O Ministério da Educação (ME) tem negado que esteja a preparar uma revisão curricular, mas segundo um projecto de parecer debatido nesta segunda-feira pelo Conselho Nacional da Educação (CNE) não subsistem dúvidas de que tal será necessário caso o perfil do aluno à saída da escolaridade obrigatória proposto pela tutela seja assumido como o novo referencial da educação em Portugal.

“Uma alteração de categoria [das abordagens curriculares], tal como a que a actual proposta apresenta, está necessariamente associada a uma revisão curricular”, afirma-se no projecto de parecer do CNE, que é um órgão consultivo do Parlamento e do Governo, num parecer sobre o novo perfil do aluno divulgado nesta segunda-feira. A votação deste projecto deveria ter ocorrido nesta segunda-feira, mas o CNE adiou-a para 19 de Abril por considerar ser necessária uma discussão mais aprofundada.

O novo perfil do aluno foi elaborado por um grupo de trabalho nomeado pelo ME e que foi presidido pelo ex-ministro da Educação Guilherme d’Oliveira Martins. O documento esteve em consulta pública até 13 de Março. O ME ainda não fez o balanço desta consulta. Dos pareceres já tornados públicos, a maioria coincide na conclusão de que a sua aplicação implicará mudanças profundas, o que alguns aplaudem e outros contestam.
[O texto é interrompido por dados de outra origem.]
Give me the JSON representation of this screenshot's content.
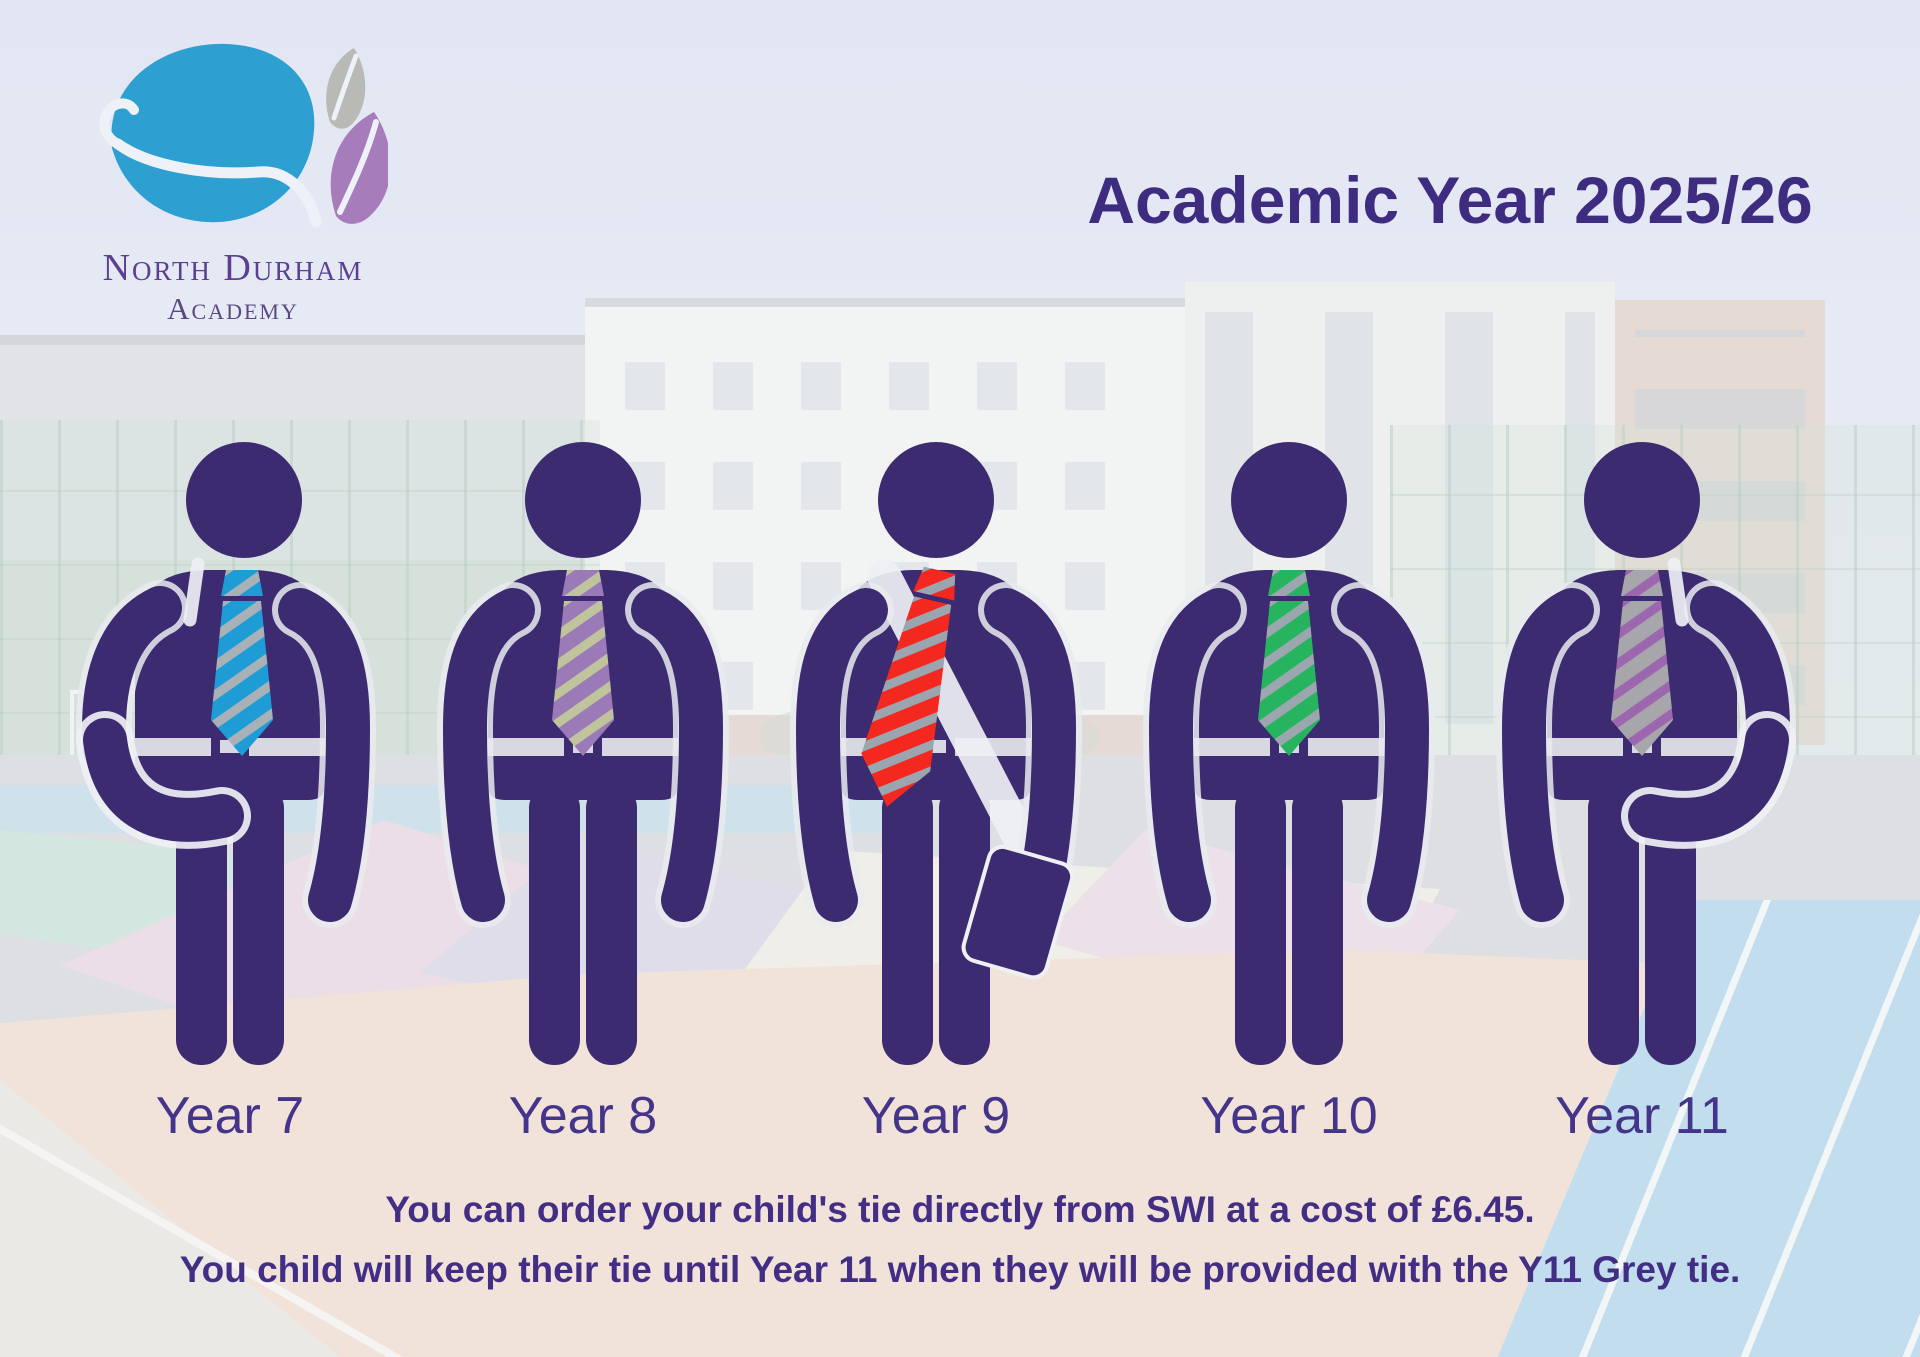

No perfil do aluno são estabelecidas dez competências-chave que os estudantes deverão ter adquirido ao longo dos 12 anos de escolaridade obrigatória. São elas: linguagem e textos; informação e comunicação; raciocínio e resolução de problemas; pensamento crítico e pensamento criativo; relacionamento interpessoal; autonomia e desenvolvimento pessoal; bem-estar e saúde; sensibilidade estética e artística; saber técnico e tecnologias; consciência e domínio do corpo. Para cada uma destas competências são definidos objectivos de aprendizagem.

Esta estruturação do ensino por competências transdisciplinares pressupõe uma mudança da abordagem curricular que tem sido seguida por Portugal, onde o “ensino é baseado sobretudo em matérias”, lembra o CNE.

Instabilidade curricular

No documento proposto pelo ME assume-se que a sua aplicação acarretará “alterações de práticas pedagógicas e didácticas de forma a adequar a globalidade da acção educativa às finalidades do perfil de competências dos alunos”. O ministério também tem assumido que este é o documento de base do que chama “flexibilização curricular”, que passará também pela definição das aprendizagens essenciais por disciplina — um trabalho que deverá estar concluído em breve — e pela entrega às escolas de 25% da definição do currículo, entre outras mudanças.

O ME tinha inicialmente apontado o início do próximo ano lectivo como pontapé de saída das novas alterações, mas segundo o PÚBLICO já noticiou o primeiro-ministro António Costa garantiu a Marcelo Rebelo de Sousa que tal não acontecerá. Em Fevereiro, o Presidente da República manifestou publicamente o seu descontentamento, afirmando que as estruturas curriculares não podem mudar a cada Governo que passa.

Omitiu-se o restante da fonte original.